Tudo bem, a liberdade de expressão é um direito previsto na Constituição. No entanto, o que se espera de um veículo jornalístico é que no mínimo a crítica seja feita com argumentos menos infantis, que contextualizem os méritos ou defeitos de uma atração cultural ao invés de valorizar picuinhas como a suposta personalidade enjoada da cantora. Já que uma das funções da crítica é ajudar o leitor a enriquecer seu repertório, ela deveria focar no que realmente importa (neste caso a música) e não nos rebolados de um cantor. Até porque , contextualizando, Elvis Presley também rebolava, criou uma produção cultural importante até hoje e ninguém o desqualificaria por causa dos movimentos pélvicos.

O mais irônico no texto da Veja é que ele foi publicado em uma seção cujo slogan é “Informação, curiosidade e diversão que enriquece a notícia”. Só que, neste caso, não enriqueceu em nada. Sua única contribuição foi reforçar a ideia de que os críticos são todos uns recalcados, frustrados e mal humorados.

Por que os brasileiros torcem contra os brasileiros?

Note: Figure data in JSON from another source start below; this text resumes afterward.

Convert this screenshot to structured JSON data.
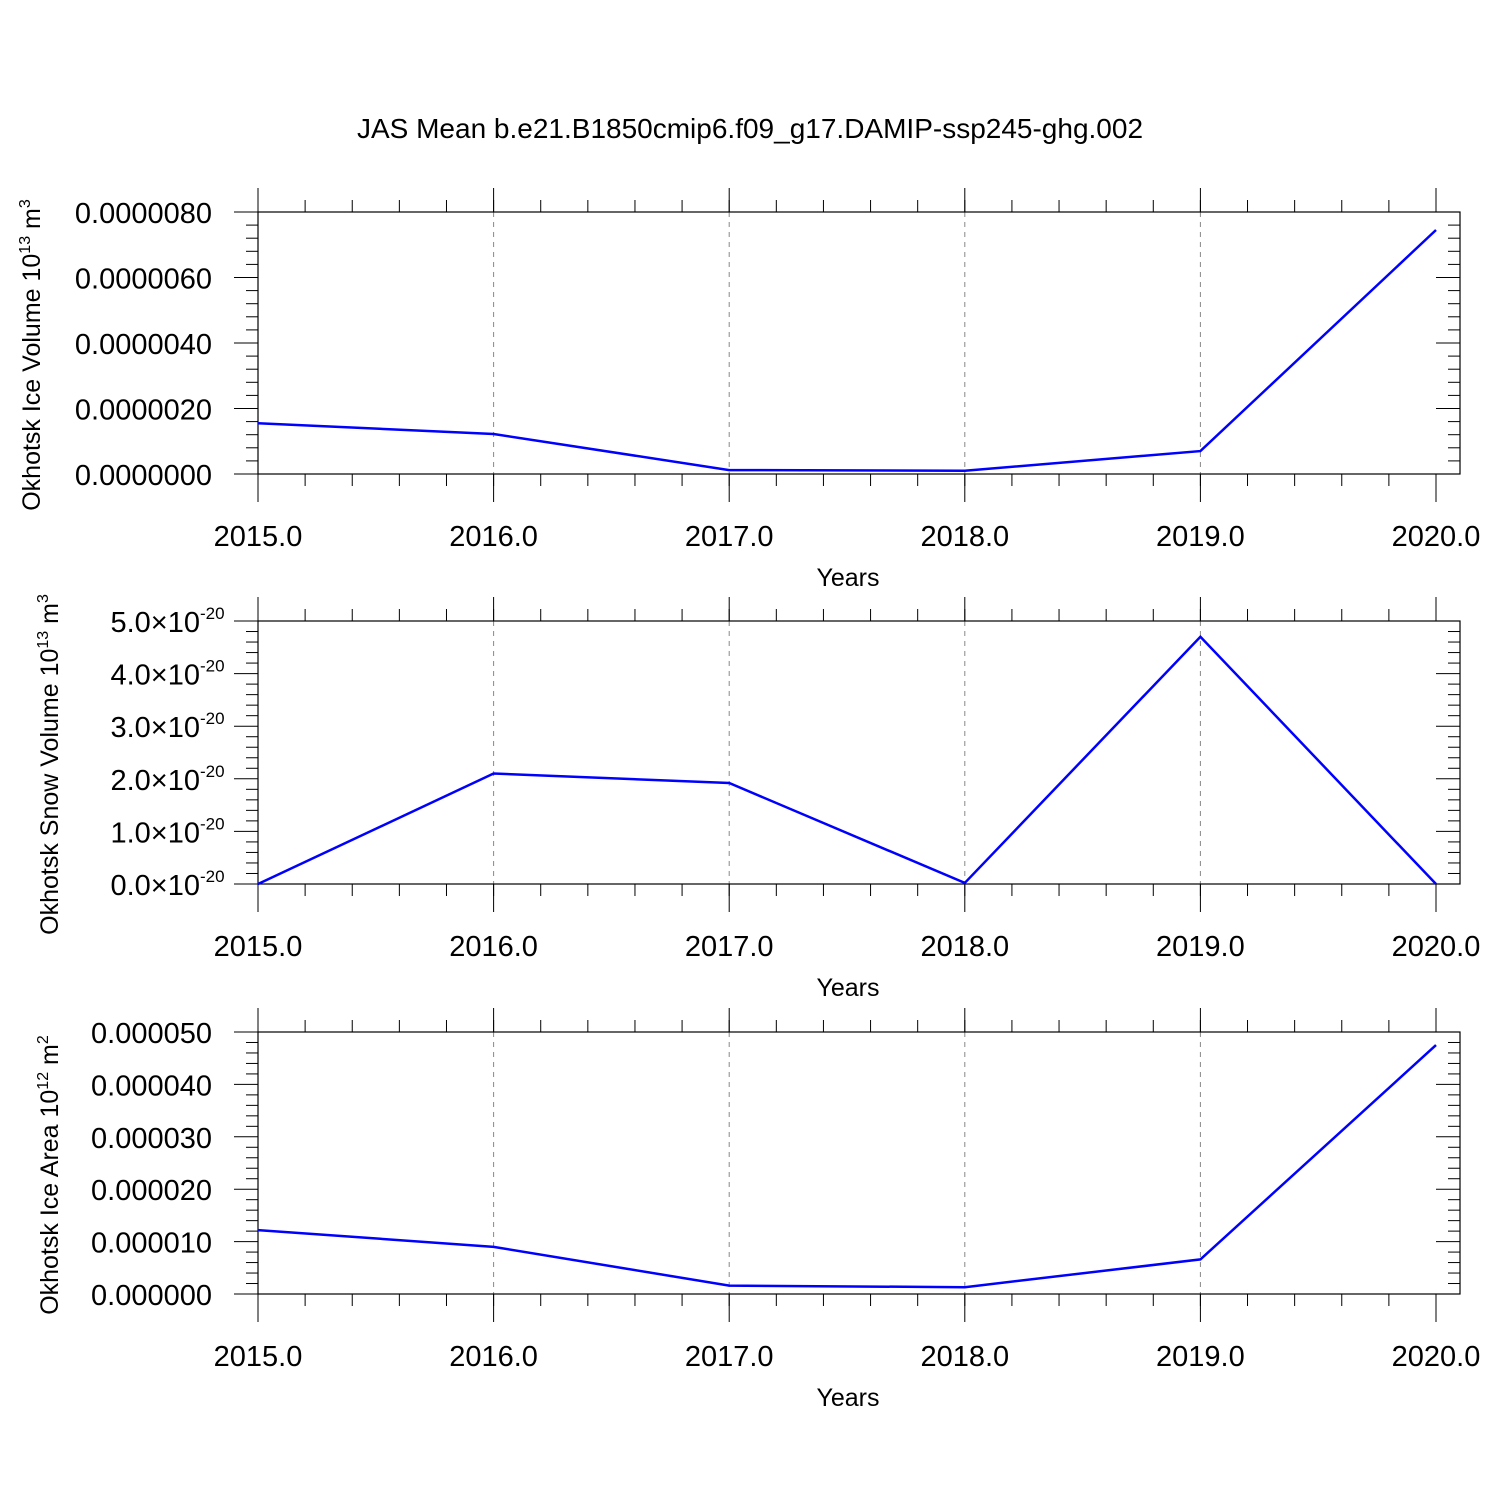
{
  "title": "JAS Mean b.e21.B1850cmip6.f09_g17.DAMIP-ssp245-ghg.002",
  "chart_data": [
    {
      "type": "line",
      "ylabel": "Okhotsk Ice Volume 10",
      "ylabel_exp": "13",
      "ylabel_unit": " m",
      "ylabel_unit_exp": "3",
      "xlabel": "Years",
      "x": [
        2015,
        2016,
        2017,
        2018,
        2019,
        2020
      ],
      "x_tick_labels": [
        "2015.0",
        "2016.0",
        "2017.0",
        "2018.0",
        "2019.0",
        "2020.0"
      ],
      "values": [
        1.55e-06,
        1.22e-06,
        1.2e-07,
        1e-07,
        7e-07,
        7.45e-06
      ],
      "ylim": [
        0,
        8e-06
      ],
      "y_ticks": [
        0,
        2e-06,
        4e-06,
        6e-06,
        8e-06
      ],
      "y_tick_labels": [
        "0.0000000",
        "0.0000020",
        "0.0000040",
        "0.0000060",
        "0.0000080"
      ],
      "y_tick_exp": "",
      "xlim": [
        2015,
        2020
      ],
      "grid": "vertical dashed",
      "color": "#0000ff"
    },
    {
      "type": "line",
      "ylabel": "Okhotsk Snow Volume 10",
      "ylabel_exp": "13",
      "ylabel_unit": " m",
      "ylabel_unit_exp": "3",
      "xlabel": "Years",
      "x": [
        2015,
        2016,
        2017,
        2018,
        2019,
        2020
      ],
      "x_tick_labels": [
        "2015.0",
        "2016.0",
        "2017.0",
        "2018.0",
        "2019.0",
        "2020.0"
      ],
      "values": [
        0.0,
        2.1,
        1.92,
        0.02,
        4.7,
        0.0
      ],
      "ylim": [
        0,
        5
      ],
      "y_ticks": [
        0,
        1,
        2,
        3,
        4,
        5
      ],
      "y_tick_labels": [
        "0.0×10",
        "1.0×10",
        "2.0×10",
        "3.0×10",
        "4.0×10",
        "5.0×10"
      ],
      "y_tick_exp": "-20",
      "xlim": [
        2015,
        2020
      ],
      "grid": "vertical dashed",
      "color": "#0000ff"
    },
    {
      "type": "line",
      "ylabel": "Okhotsk Ice Area 10",
      "ylabel_exp": "12",
      "ylabel_unit": " m",
      "ylabel_unit_exp": "2",
      "xlabel": "Years",
      "x": [
        2015,
        2016,
        2017,
        2018,
        2019,
        2020
      ],
      "x_tick_labels": [
        "2015.0",
        "2016.0",
        "2017.0",
        "2018.0",
        "2019.0",
        "2020.0"
      ],
      "values": [
        1.22e-05,
        9e-06,
        1.6e-06,
        1.3e-06,
        6.6e-06,
        4.75e-05
      ],
      "ylim": [
        0,
        5e-05
      ],
      "y_ticks": [
        0,
        1e-05,
        2e-05,
        3e-05,
        4e-05,
        5e-05
      ],
      "y_tick_labels": [
        "0.000000",
        "0.000010",
        "0.000020",
        "0.000030",
        "0.000040",
        "0.000050"
      ],
      "y_tick_exp": "",
      "xlim": [
        2015,
        2020
      ],
      "grid": "vertical dashed",
      "color": "#0000ff"
    }
  ]
}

Segunda-feira, 12 de setembro, 22h40. Foi a cantora Cláudia Leitte subir ao palco do Miss Universo 2011 para se apresentar durante o desfile em trajes de banho que o twitter foi invadido por uma onda de comentários maldosos. Os motivos? O inglês confuso da música, os clichês da apresentação (com bandeiras do Brasil, berimbaus, araras, muitas penas e capoeiristas) e suposta falta de originalidade da cantora, que teria tentando se igualar a outras artistas internacionais. Foi questão de minutos para Claudia Milk (apelido criado pela personagem Katylene) se tornar um dos assuntos mais comentados do twitter no mundo. Pra muitos, foi um dos maiores micos globais brasileiros dos últimos tempos. Será mesmo?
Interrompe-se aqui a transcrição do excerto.